I cannabinoidi, sono le molecole che trasmettono segnali e informazioni alle altre cellule presenti nel corpo umano, sono quindi dei “messaggeri” che agiscono nel nostro corpo. Gli esseri umani producono i propri cannabinoidi, ovvero gli endocannabinoidi, i quali agiscono sui recettori dei cannabinoidi o li stimolano. Questi composti agiscono in modo simile ai fitocannabinoidi (cannabinoidi della pianta) che a loro volta si legano a quegli stessi recettori.
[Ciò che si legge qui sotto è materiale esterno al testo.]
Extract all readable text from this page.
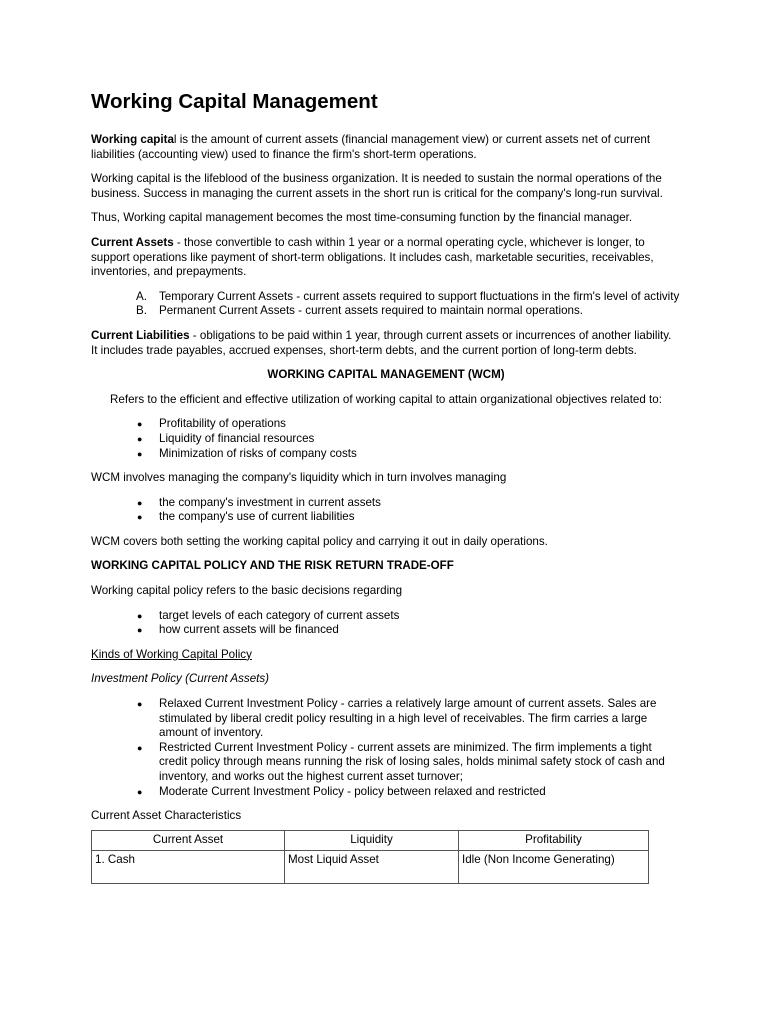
Working Capital Management

Working capital is the amount of current assets (financial management view) or current assets net of current liabilities (accounting view) used to finance the firm's short-term operations.

Working capital is the lifeblood of the business organization. It is needed to sustain the normal operations of the business. Success in managing the current assets in the short run is critical for the company's long-run survival.

Thus, Working capital management becomes the most time-consuming function by the financial manager.

Current Assets - those convertible to cash within 1 year or a normal operating cycle, whichever is longer, to support operations like payment of short-term obligations. It includes cash, marketable securities, receivables, inventories, and prepayments.

A. Temporary Current Assets - current assets required to support fluctuations in the firm's level of activity
B. Permanent Current Assets - current assets required to maintain normal operations.

Current Liabilities - obligations to be paid within 1 year, through current assets or incurrences of another liability. It includes trade payables, accrued expenses, short-term debts, and the current portion of long-term debts.

WORKING CAPITAL MANAGEMENT (WCM)

Refers to the efficient and effective utilization of working capital to attain organizational objectives related to:

● Profitability of operations
● Liquidity of financial resources
● Minimization of risks of company costs

WCM involves managing the company's liquidity which in turn involves managing

● the company's investment in current assets
● the company's use of current liabilities

WCM covers both setting the working capital policy and carrying it out in daily operations.

WORKING CAPITAL POLICY AND THE RISK RETURN TRADE-OFF

Working capital policy refers to the basic decisions regarding

● target levels of each category of current assets
● how current assets will be financed

Kinds of Working Capital Policy

Investment Policy (Current Assets)

● Relaxed Current Investment Policy - carries a relatively large amount of current assets. Sales are stimulated by liberal credit policy resulting in a high level of receivables. The firm carries a large amount of inventory.
● Restricted Current Investment Policy - current assets are minimized. The firm implements a tight credit policy through means running the risk of losing sales, holds minimal safety stock of cash and inventory, and works out the highest current asset turnover;
● Moderate Current Investment Policy - policy between relaxed and restricted

Current Asset Characteristics

Current Asset	Liquidity	Profitability
1. Cash	Most Liquid Asset	Idle (Non Income Generating)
Questa rivoluzionaria scoperta non solo riuscì ad identificare il funzionamento dei cannabinoidi, ma rivelò anche un sofisticato sistema fisiologico che aiuta il corpo a mantenere l’omeostasi. Da quella scoperta straordinaria le porte furono aperte agli scienziati per testare i recettori con varie sostanze, provandole come chiavi in una serratura. Alcune chiavi, dette in farmacologia molecole “agoniste”, riuscivano ad aprire il lucchetto; altre, gli “antagonisti”, a bloccarlo.
Tuttavia , nonostante oggi la ricerca vada avanti e stia ottenendo buone risposte, l’uso della cannabis terapeutica rimane ancora un dibattito aperto a livello mondiale. Questo accade perché, nel momento in cui gli studi scientifici sulla cannabis progrediscono significativamente, non si riesce a porre fine, di pari passo, alle numerose opinioni politiche che invece ne impediscono il progresso, rallentando drasticamente le possibili scoperte.
Se volessimo immaginare cosa succederà tra dieci anni, quindi, è molto difficile dirlo, ma certamente il grande interesse della ricerca, che nella storia ha sempre accompagnato questa pianta, continuerà e arriverà a maggiori certezze. D’altronde come non si può arrestare il progresso tecnologico non si può fermare neanche quello in medicina, soprattutto di fronte alla consapevolezza di un numero crescente di pazienti che sceglie questo tipo di cura e chiede di poter accedere più facilmente a farmaci con cannabinoidi.
Una maggiore diffusione delle cure con cannabis aiuterebbe la ricerca a raccogliere dati fondamentali direttamente dagli utenti interessati. Indubbiamente per fare questo ci sarebbe bisogno di grandi finanazimenti a lungo termine che diano una maggiore libertà alla comunità scientifica di studiare tutti i dati raccolti e progredire.
Negli Stati Uniti una piccola rivoluzione in questo senso sta già avvenendo. Per la prima volta nella storia del Paese, infatti, una misura autonoma sull’uso della cannabis e sull’implementazione della ricerca scientifica è stata approvata dal Congresso. Il Medical Marijuana and Cannabidiol Research Expansion Act è la proposta firmata dal presidente Joe Biden che ha l’obiettivo ben chiaro di far avanzare e quindi approvare più rapidamente le domande relative alle ricerche scientifiche sul tema cannabis.
Il disegno di legge include inoltre alcune disposizioni per incoraggiare la Food and Drug Administration degli Stati Uniti a sostenere lo sviluppo di farmaci derivati dalla cannabis, fornendo così nuove terapie ai pazienti che ne fanno uso o che ne hanno bisogno.
Questa è una legge che semplificherebbe molto il processo di richiesta per l’approvazione degli studi scientifici relativi alla cannabis, che renderebbe più facile per i ricercatori comprendere i potenziali benefici medici della pianta facilitando anche la richiesta di grandi quantità di materia prima destinata ai loro studi.
Seppur a piccoli passi quindi, gli studi continuano e il futuro della ricerca, che speriamo sia sempre meno legato a scelte politiche, probabilmente sarà incentrato sul sistema endocannabinoide, considerato un perfetto bersaglio farmacologico, o sui cannabinoidi incapsulati in nanoparticelle per avere il massimo controllo sulla somministrazione dei farmaci.